Dominado por estos pensamientos, su conciencia se empezó a oscurecer lentamente y, sin darse cuenta, acabó hundiéndose en el profundo abismo de un extraño trance que no era ni sueño ni realidad. Imperceptiblemente, justo cuando se sintió despierto, vio, asombrado, que su alma había penetrado el cuerpo de la pulga que durante todo aquel tiempo avanzaba sin prisa por la cama, guiada por un acre olor a sudor. Aquello, en cambio, no era lo único que lo confundía, pese a ser una situación tan misteriosa que no conseguía salir de su asombro.
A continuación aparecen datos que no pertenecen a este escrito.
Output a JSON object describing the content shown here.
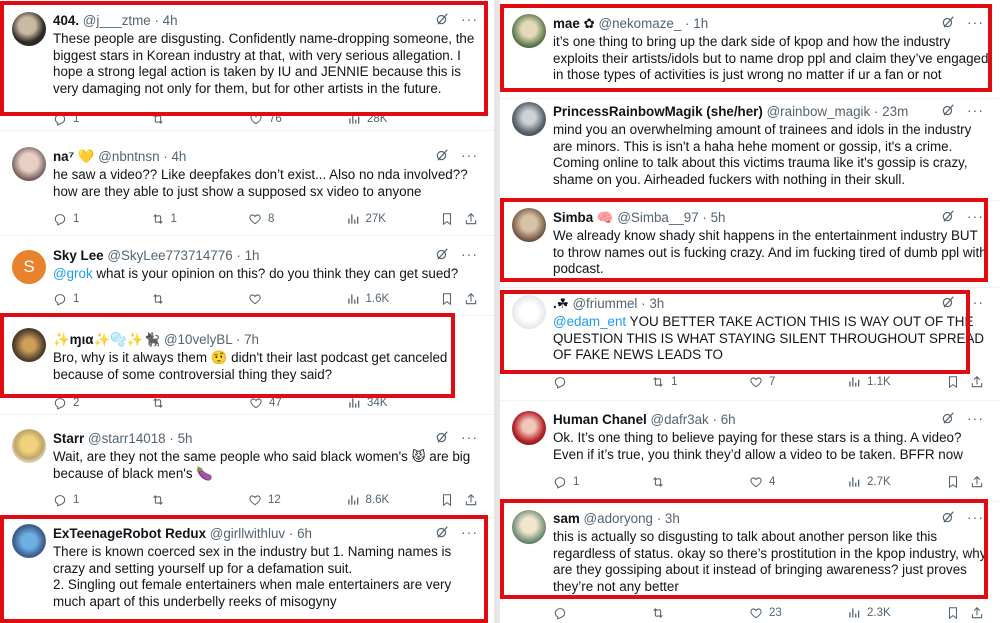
{
  "colors": {
    "accent": "#1d9bf0",
    "highlight": "#e10b12",
    "muted": "#536471"
  },
  "left": [
    {
      "name": "404.",
      "handle": "@j___ztme",
      "time": "4h",
      "text": "These people are disgusting. Confidently name-dropping someone, the biggest stars in Korean industry at that, with very serious allegation. I hope a strong legal action is taken by IU and JENNIE because this is very damaging not only for them, but for other artists in the future.",
      "mention": "",
      "replies": "1",
      "retweets": "",
      "likes": "76",
      "views": "28K"
    },
    {
      "name": "na⁷ 💛",
      "handle": "@nbntnsn",
      "time": "4h",
      "text": "he saw a video?? Like deepfakes don’t exist... Also no nda involved?? how are they able to just show a supposed sx video to anyone",
      "mention": "",
      "replies": "1",
      "retweets": "1",
      "likes": "8",
      "views": "27K"
    },
    {
      "name": "Sky Lee",
      "handle": "@SkyLee773714776",
      "time": "1h",
      "text": " what is your opinion on this? do you think they can get sued?",
      "mention": "@grok",
      "replies": "1",
      "retweets": "",
      "likes": "",
      "views": "1.6K"
    },
    {
      "name": "✨ɱια✨🫧✨🐈‍⬛",
      "handle": "@10velyBL",
      "time": "7h",
      "text": "Bro, why is it always them 🤨 didn't their last podcast get canceled because of some controversial thing they said?",
      "mention": "",
      "replies": "2",
      "retweets": "",
      "likes": "47",
      "views": "34K"
    },
    {
      "name": "Starr",
      "handle": "@starr14018",
      "time": "5h",
      "text": "Wait, are they not the same people who said black women's 😾 are big because of black men's 🍆",
      "mention": "",
      "replies": "1",
      "retweets": "",
      "likes": "12",
      "views": "8.6K"
    },
    {
      "name": "ExTeenageRobot Redux",
      "handle": "@girllwithluv",
      "time": "6h",
      "text": "There is known coerced sex in the industry but 1. Naming names is crazy and setting yourself up for a defamation suit.\n2. Singling out female entertainers when male entertainers are very much apart of this underbelly reeks of misogyny",
      "mention": "",
      "replies": "",
      "retweets": "",
      "likes": "",
      "views": ""
    }
  ],
  "right": [
    {
      "name": "mae ✿",
      "handle": "@nekomaze_",
      "time": "1h",
      "text": "it’s one thing to bring up the dark side of kpop and how the industry exploits their artists/idols but to name drop ppl and claim they’ve engaged in those types of activities is just wrong no matter if ur a fan or not",
      "mention": "",
      "replies": "",
      "retweets": "",
      "likes": "",
      "views": ""
    },
    {
      "name": "PrincessRainbowMagik (she/her)",
      "handle": "@rainbow_magik",
      "time": "23m",
      "text": "mind you an overwhelming amount of trainees and idols in the industry are minors. This is isn't a haha hehe moment or gossip, it's a crime. Coming online to talk about this victims trauma like it's gossip is crazy, shame on you. Airheaded fuckers with nothing in their skull.",
      "mention": "",
      "replies": "",
      "retweets": "",
      "likes": "",
      "views": ""
    },
    {
      "name": "Simba 🧠",
      "handle": "@Simba__97",
      "time": "5h",
      "text": "We already know shady shit happens in the entertainment industry BUT to throw names out is fucking crazy. And im fucking tired of dumb ppl with podcast.",
      "mention": "",
      "replies": "",
      "retweets": "",
      "likes": "",
      "views": ""
    },
    {
      "name": ".☘",
      "handle": "@friummel",
      "time": "3h",
      "text": " YOU BETTER TAKE ACTION THIS IS WAY OUT OF THE QUESTION THIS IS WHAT STAYING SILENT THROUGHOUT SPREAD OF FAKE NEWS LEADS TO",
      "mention": "@edam_ent",
      "replies": "",
      "retweets": "1",
      "likes": "7",
      "views": "1.1K"
    },
    {
      "name": "Human Chanel",
      "handle": "@dafr3ak",
      "time": "6h",
      "text": "Ok. It’s one thing to believe paying for these stars is a thing. A video? Even if it’s true, you think they’d allow a video to be taken. BFFR now",
      "mention": "",
      "replies": "1",
      "retweets": "",
      "likes": "4",
      "views": "2.7K"
    },
    {
      "name": "sam",
      "handle": "@adoryong",
      "time": "3h",
      "text": "this is actually so disgusting to talk about another person like this regardless of status. okay so there’s prostitution in the kpop industry, why are they gossiping about it instead of bringing awareness? just proves they’re not any better",
      "mention": "",
      "replies": "",
      "retweets": "",
      "likes": "23",
      "views": "2.3K"
    }
  ]
}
En el camino se alzaba una encumbrada montaña cuya forma más o menos redondeada aparecía suspendida de su cima como una estalactita, alzándose más allá de la vista y descendiendo hacia la cama donde se encontraba. La base medio redonda de la montaña, contigua a la cama, tenía el aspecto de una granada tan encendida que daba la impresión de contener fuego almacenado en su seno. Salvo esta base, el resto de la armoniosa montaña era blancuzco, compuesto de la masa nívea de una sustancia grasa, tierna y pulida. La vasta superficie de la montaña bañada en luz despedía un lustre ligeramente ambarino que se curvaba hacia el cielo como un arco de belleza exquisita, a la par que su ladera oscura refulgía como una nieve azulada bajo la luz de la luna.
Los ojos abiertos de par en par, Yang fijó la mirada atónita en aquella montaña de inusitada belleza. Pero cuál no sería su asombro al comprobar que la montaña era uno de los pechos de su mujer. Poniendo a un lado el amor, el odio y el deseo carnal, Yang contempló aquel pecho enorme que parecía una montaña de marfil. En el colmo de la admiración permaneció un largo rato petrificado y como aturdido ante aquella imagen irresistible, ajeno por completo al acre olor a sudor. No se había dado cuenta, hasta volverse una pulga, de la belleza aparente de su mujer. Tampoco se puede limitar un hombre de temperamento artístico a la belleza aparente de una mujer y contemplarla azorado como hizo la pulga.